Great White Shark In Danger Of Going Extinct Within The Next 100 Years, Study Finds

The great white shark could be extinct within the next 100 years, a new study finds.

Published in Science Advances, the study finds that marine megafauna including great white sharks and whale sharks are at great risk due to the effects of climate change and human pollution in their ocean habitats. The report noted that these large marine animals are threatened by a number of factors including the warming of oceans, loss of habitat, and pollution. Put together, these factors have already triggered population declines and local extinctions in the last century, the report added.

As the MarineBio Conservation Society noted, the great white shark is one of the largest predators in the ocean and has the widest geographic range of any marine animal, living across all cold temperate and tropical waters. Though they were once thought to live mostly in coastal areas, recent satellite tracking shows that they can migrate long distances, sometimes traveling across entire ocean basins.

But the organization also noted that these sharks are growing "increasingly rare" across all areas of their range. And the study shows that they are at even further risk over the coming decades.

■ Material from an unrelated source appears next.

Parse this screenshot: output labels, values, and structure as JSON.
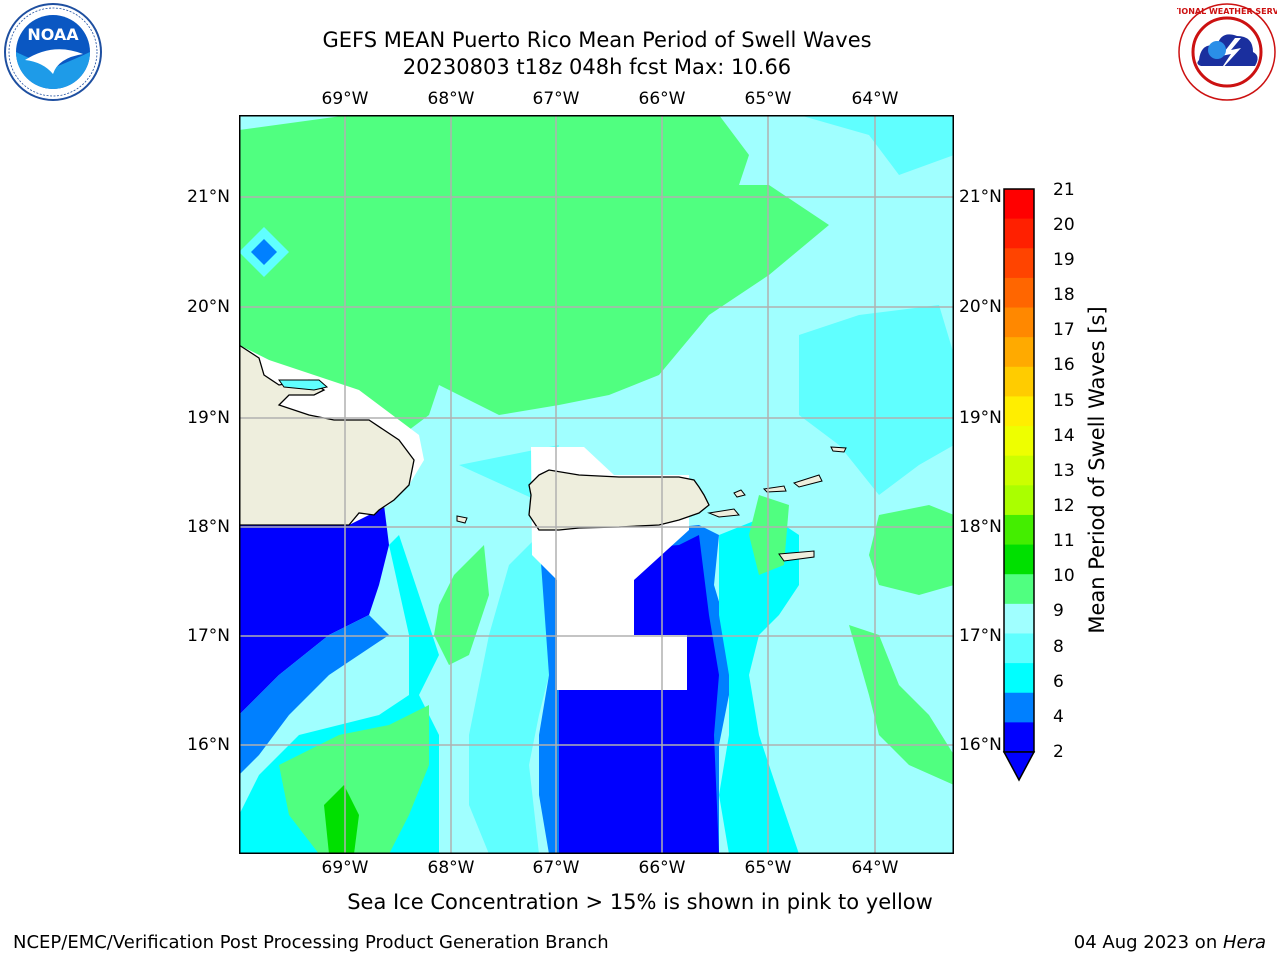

As Newsweek reported, the study found that an estimated 18 percent of marine megafauna could go extinct in the next century, which would reduce the "functional richness of global ecosystems" by 11 percent. If all those species threatened by pollution and climate change were to go extinct, that functional richness would be reduced by nearly 50 percent across the world.

Douglas McCauley, a marine biology expert at the Marine Science Institute at the University of California Santa Barbara, compared the potential extinction to the current pandemic hitting the world. He told Newsweek that there are certain species that perform unique ecological jobs, and if they were to go extinct it would have a devastating effect on the entire ecosystem.

"Let's say a pandemic hit your country," he told Newsweek. "You will want to know the total number of deaths caused by the tragedy. That is species richness—it is the body count of extinction. But what if the pandemic particularly affected people in unique jobs, you would really want to know that as well as it would affect how society worked. If the pandemic disproportionately affected water utility workers, package delivery service employees, or doctors—unique and irreplaceable functions to the human ecosystem—we would want to have this insight early so we didn't find life grinding to a halt around us."